There are several questions and misunderstandings about the Hanoi summit. First, did Washington really skip the required working-level negotiations? North Korea thought it could close a deal in Hanoi by proposing to dismantle the nuclear facilities at the Yongbyon compound. But U.S. officials wanted to examine not only the entire 390 buildings scattered around Yongbyon but also nuclear facilities hidden around the country. What to dismantle was the most important issue during the second summit, which took place eight months after the first summit in Singapore last year. Yet the issue was passed over to a summit meeting. Either working-level officials have no say in the negotiations, or they opted to dump all the responsibilities onto the summit.

The second question is on the likelihood of a third meeting. Both sides showed all their cards in Hanoi. They left little room for compromise. The stony expression on Kim’s face suggested the young leader would aim for a post-Trump era. The Trump team also appears to be happy with itself for walking out of the talks. With current conditions, there are few, if any, possibilities of Washington trying to persuade Pyongyang to continue denuclearization talks unless Kim accepts the U.S. demands altogether.
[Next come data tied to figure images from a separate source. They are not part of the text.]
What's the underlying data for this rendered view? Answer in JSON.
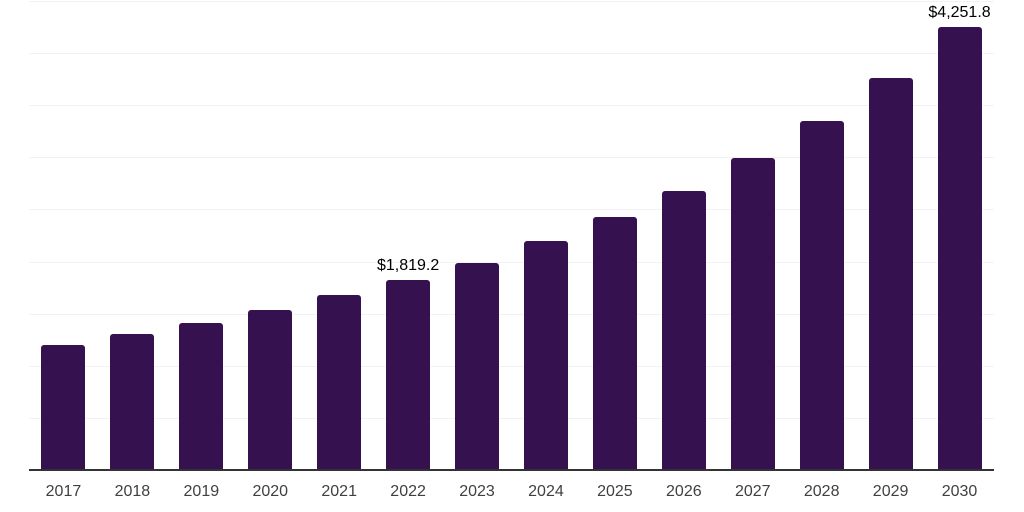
{
  "chart_data": {
    "type": "bar",
    "title": "",
    "xlabel": "",
    "ylabel": "",
    "categories": [
      "2017",
      "2018",
      "2019",
      "2020",
      "2021",
      "2022",
      "2023",
      "2024",
      "2025",
      "2026",
      "2027",
      "2028",
      "2029",
      "2030"
    ],
    "values": [
      1200,
      1304,
      1410,
      1535,
      1679,
      1819.2,
      1986,
      2198,
      2428,
      2677,
      2994,
      3349,
      3761,
      4251.8
    ],
    "data_labels": [
      {
        "category": "2022",
        "text": "$1,819.2"
      },
      {
        "category": "2030",
        "text": "$4,251.8"
      }
    ],
    "ylim": [
      0,
      4500
    ],
    "grid_step": 500,
    "grid": "horizontal-only",
    "legend_position": "none",
    "y_axis_tick_labels": "hidden",
    "colors": {
      "bar": "#351150",
      "gridline": "#f2f2f2",
      "axis_line": "#333333",
      "x_tick_label": "#404040",
      "data_label": "#000000",
      "background": "#ffffff"
    }
  }
}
Both sides may have contacts, but negotiations are off for now.

The last question is why we didn’t expect such an outcome from the beginning. The Blue House seems to have been totally clueless about the sullen mood in Hanoi as its wise men gathered in front of television sets. Instead, they were actually expecting an end-of-war declaration from the two leaders up to 30 minutes before they learned of the breakdown. The Blue House kept secret that our national security adviser, Chung Eui-yong, had been out of touch with his U.S. counterpart, Bolton, for months. Then why was Bolton in Hanoi? Washington may have feared that if it shared the details of its wild card, Seoul might leak them to Pyongyang. Can such possible distrust between the two allies be dispelled ever?
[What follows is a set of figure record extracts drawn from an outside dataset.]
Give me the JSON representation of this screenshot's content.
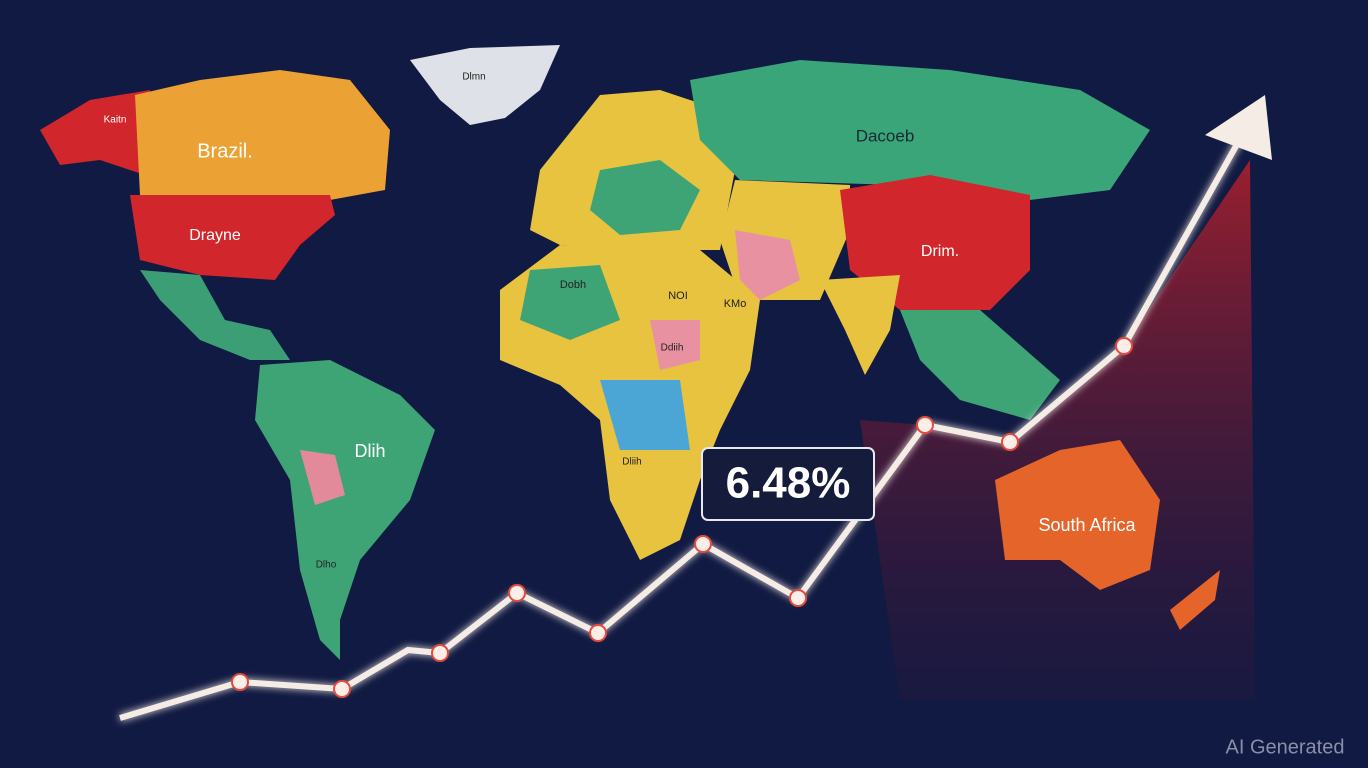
{
  "map_labels": [
    "Brazil.",
    "Drayne",
    "Dacoeb",
    "Drim.",
    "Dlih",
    "South Africa",
    "Dlmn",
    "Dobh",
    "NOI",
    "KMo",
    "Ddiih",
    "Dliih",
    "Dlho",
    "Kaitn"
  ],
  "callout": {
    "value_label": "6.48%"
  },
  "watermark": "AI Generated"
}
The Hanoi debacle also confirmed three misconceptions. First, North Korea’s intentions were misunderstood. The Seoul government had spoken on behalf of North Korea of its will for complete denuclearization. The world, as well as the South Korean people, believed that notion to be genuine. But the Hanoi talks revealed ambiguity in its denuclearization commitment. This is why the U.S. demanded a once-and-for-all big deal instead of a phased approach.

Second, Washington too has been mistaken. Some media hyped that Trump would make a deal with Kim in Hanoi with his eyes on an epochal political breakthrough, as well as a Nobel Peace Prize at the end of the year. Trump indeed has been notorious for his impromptu diplomatic style with little regard for conventions. But he at least kept his personal wishes aside, took the conventional route and walked away from the talks. The belief that there are doves and hawks in Washington was wrong. In Hanoi, the entire U.S. team played for the hawks.

Third, Seoul proved to be wrong. The Moon Jae-in administration was confident of its mediating role through inter-Korean economic ventures. A war-ending declaration and the resumption of Mount Kumgang tourism or the industrial park had all been peripheral issues. The essence was denuclearization. The Hanoi summit made that clear. Our role has been laid out. All we can do — and must do — is persuade Kim to go completely nuclear-free. The Blue House remains deluded and only sticks to carrots. When will it abandon such wishful thinking?